L’Iran rischia di diventare l’Alcatraz di Trump
di Giuliano Noci
2' min read
2' min read
Charter and Convention of Human Rights in hand, it will be up to the United Sections to decide whether the domestic rules prohibiting the recognition of the revivor's pension to the surviving partner who cohabited before the civil union and to the children of gay couples born through surrogacy are of dubious constitutionality.
The Court of Cassation, in its Interlocutory Order 22992, summons the Supreme Court, aware that the only way to remove an obstacle to the recognition of a fundamental right lies in the collegial choice of summoning the Consulta.
On the table of the Supreme Court of Cassation came, in fact, the appeal of the Inps against the decision of the Court of Appeal of Milan to recognise the survivor's pension to the surviving member of a homosexual couple.

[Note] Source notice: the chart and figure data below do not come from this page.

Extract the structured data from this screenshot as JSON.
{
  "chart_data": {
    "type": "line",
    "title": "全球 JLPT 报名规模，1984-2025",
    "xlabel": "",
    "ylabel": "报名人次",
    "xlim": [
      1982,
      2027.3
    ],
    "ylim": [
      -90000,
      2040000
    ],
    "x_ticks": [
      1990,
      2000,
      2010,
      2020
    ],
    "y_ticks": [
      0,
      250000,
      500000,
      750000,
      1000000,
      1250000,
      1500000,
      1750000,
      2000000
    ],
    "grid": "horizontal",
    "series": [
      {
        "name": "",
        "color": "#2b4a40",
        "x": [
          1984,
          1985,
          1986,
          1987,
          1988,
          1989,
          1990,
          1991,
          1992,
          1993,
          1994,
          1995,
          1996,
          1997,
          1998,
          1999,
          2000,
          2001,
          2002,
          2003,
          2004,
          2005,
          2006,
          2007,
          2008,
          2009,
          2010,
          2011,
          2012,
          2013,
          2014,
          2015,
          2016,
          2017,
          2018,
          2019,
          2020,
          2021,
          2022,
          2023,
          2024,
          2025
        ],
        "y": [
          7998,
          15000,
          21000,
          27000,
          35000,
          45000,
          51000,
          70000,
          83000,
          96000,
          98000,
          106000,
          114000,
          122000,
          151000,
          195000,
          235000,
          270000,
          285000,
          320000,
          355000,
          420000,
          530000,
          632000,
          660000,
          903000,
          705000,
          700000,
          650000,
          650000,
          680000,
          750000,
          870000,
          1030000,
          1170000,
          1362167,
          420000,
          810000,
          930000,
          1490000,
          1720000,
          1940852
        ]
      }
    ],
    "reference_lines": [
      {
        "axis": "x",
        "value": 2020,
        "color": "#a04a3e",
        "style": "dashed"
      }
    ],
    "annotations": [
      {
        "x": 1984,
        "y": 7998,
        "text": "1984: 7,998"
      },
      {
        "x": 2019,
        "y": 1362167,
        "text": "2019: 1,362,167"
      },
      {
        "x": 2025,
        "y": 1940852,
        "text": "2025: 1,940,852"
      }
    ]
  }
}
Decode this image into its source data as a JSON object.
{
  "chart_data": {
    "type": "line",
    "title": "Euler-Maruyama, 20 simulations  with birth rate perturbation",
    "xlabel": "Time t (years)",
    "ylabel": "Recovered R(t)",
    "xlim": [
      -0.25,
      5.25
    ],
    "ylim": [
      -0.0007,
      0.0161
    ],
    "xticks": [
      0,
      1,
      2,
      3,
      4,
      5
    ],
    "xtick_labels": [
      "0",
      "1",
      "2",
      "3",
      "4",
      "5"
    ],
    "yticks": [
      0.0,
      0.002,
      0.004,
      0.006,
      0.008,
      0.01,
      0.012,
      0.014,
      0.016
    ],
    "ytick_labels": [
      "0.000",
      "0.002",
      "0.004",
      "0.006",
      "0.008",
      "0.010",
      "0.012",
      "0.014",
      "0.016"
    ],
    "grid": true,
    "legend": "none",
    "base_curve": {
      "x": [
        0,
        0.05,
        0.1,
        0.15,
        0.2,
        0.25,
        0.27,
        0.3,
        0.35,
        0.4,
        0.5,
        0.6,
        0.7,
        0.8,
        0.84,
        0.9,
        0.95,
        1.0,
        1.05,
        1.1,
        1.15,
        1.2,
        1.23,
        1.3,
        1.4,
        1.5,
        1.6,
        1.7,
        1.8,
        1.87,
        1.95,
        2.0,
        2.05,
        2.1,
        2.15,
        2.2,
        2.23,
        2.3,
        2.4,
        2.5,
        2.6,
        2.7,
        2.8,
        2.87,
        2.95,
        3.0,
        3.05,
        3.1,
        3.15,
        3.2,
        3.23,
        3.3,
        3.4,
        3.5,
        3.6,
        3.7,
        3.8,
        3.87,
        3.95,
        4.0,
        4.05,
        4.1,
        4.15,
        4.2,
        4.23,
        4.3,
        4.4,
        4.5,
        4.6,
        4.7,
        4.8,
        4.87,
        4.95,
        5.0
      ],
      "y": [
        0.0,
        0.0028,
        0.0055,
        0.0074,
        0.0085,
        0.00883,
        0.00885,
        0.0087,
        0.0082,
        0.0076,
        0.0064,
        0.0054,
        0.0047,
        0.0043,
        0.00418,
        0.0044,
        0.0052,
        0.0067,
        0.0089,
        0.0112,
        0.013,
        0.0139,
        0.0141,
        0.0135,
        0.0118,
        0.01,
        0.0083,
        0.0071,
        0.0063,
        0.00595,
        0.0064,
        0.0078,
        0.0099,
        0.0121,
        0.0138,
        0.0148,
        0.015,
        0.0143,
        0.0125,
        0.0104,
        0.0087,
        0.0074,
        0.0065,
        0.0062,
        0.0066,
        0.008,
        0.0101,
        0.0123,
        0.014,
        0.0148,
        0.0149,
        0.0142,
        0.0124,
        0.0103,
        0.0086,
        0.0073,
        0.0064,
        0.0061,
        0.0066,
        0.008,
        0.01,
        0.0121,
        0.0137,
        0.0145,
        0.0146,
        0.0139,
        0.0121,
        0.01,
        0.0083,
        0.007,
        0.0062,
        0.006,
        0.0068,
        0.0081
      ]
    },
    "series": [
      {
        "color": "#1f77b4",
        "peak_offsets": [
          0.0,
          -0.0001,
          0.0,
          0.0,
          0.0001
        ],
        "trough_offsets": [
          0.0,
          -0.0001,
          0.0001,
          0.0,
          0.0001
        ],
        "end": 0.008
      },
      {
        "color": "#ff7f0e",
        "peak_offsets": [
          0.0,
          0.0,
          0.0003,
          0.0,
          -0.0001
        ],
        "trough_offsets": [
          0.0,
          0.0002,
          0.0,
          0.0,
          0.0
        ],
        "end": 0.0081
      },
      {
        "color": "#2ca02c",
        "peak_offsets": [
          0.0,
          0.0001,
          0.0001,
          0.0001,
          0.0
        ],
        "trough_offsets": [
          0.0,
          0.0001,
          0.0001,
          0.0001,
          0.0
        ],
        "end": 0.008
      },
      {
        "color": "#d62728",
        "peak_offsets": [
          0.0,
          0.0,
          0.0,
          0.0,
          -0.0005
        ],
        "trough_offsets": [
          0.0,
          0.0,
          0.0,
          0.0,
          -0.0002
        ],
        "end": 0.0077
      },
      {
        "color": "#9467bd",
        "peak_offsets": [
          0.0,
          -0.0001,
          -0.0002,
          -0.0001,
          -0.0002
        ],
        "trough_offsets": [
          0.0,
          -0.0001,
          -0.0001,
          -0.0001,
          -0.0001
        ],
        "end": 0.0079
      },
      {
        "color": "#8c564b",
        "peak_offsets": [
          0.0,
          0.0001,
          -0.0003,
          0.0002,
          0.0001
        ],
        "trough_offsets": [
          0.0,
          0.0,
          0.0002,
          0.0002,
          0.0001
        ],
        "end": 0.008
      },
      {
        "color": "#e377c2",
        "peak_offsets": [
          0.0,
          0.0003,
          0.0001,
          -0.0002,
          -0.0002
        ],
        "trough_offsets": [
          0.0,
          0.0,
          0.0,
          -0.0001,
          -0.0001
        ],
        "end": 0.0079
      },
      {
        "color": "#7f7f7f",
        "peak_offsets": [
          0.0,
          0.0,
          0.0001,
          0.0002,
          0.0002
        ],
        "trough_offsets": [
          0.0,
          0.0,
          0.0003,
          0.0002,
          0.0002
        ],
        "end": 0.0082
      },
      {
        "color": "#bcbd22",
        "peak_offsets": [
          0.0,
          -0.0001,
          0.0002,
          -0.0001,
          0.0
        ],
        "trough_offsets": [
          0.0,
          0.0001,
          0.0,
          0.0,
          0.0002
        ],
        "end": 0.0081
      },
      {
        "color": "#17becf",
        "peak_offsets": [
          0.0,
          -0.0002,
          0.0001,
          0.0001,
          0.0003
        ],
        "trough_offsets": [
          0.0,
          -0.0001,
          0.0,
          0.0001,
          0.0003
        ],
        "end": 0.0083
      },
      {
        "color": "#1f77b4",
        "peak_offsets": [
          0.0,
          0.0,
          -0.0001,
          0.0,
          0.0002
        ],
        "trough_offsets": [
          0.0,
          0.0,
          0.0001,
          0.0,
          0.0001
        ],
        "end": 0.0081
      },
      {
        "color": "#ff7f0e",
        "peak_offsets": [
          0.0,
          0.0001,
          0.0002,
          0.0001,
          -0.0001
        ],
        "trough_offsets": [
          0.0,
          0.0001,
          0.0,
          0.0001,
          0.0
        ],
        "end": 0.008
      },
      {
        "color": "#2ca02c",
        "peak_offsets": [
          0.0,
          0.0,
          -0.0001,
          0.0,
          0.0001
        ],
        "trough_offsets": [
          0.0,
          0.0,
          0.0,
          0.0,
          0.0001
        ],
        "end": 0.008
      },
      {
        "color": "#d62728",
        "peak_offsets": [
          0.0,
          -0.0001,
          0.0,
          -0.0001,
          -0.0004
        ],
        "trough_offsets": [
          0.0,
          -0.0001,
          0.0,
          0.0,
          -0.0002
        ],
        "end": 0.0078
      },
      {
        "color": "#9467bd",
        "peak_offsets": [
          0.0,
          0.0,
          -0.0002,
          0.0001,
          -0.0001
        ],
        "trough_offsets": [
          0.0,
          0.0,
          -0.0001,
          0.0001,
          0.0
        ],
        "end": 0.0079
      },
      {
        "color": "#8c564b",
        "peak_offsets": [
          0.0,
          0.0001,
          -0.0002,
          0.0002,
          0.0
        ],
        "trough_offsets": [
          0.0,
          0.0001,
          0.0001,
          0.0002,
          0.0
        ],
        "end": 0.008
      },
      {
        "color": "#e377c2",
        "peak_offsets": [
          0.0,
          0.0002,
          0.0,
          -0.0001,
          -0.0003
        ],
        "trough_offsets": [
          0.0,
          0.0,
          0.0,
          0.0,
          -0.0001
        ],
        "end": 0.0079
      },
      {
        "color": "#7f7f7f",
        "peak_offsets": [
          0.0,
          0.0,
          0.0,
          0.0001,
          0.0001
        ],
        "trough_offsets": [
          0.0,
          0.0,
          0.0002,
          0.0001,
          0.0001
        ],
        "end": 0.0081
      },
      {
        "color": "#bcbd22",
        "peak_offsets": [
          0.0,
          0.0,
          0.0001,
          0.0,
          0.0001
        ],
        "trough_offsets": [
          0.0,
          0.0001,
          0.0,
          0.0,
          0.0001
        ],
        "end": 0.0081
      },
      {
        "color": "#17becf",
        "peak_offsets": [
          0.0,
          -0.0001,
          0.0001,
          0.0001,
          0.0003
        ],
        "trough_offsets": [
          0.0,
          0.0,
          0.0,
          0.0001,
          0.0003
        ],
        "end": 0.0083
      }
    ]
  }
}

The two men, bound by a stable cohabitation, had had a child, born in the United States in 2010 through assisted fertilisation, and registered in Italy as the child of the biological parent only.
In 2017, the US judgement establishing the paternity of the intending parent, who died in 2015, was transcribed in Italy. For the surviving parent, the judicial route was opened to assert the right to an indirect pension for him and his child. The plaintiff had collected a double no in the first instance: no survivor for him because cohabitation had taken place before the law on civil unions, the so-called Cirinnà 76/2016; no also for the indirect pension to the child because surrogacy is forbidden in Italy, due to its contrary to public order.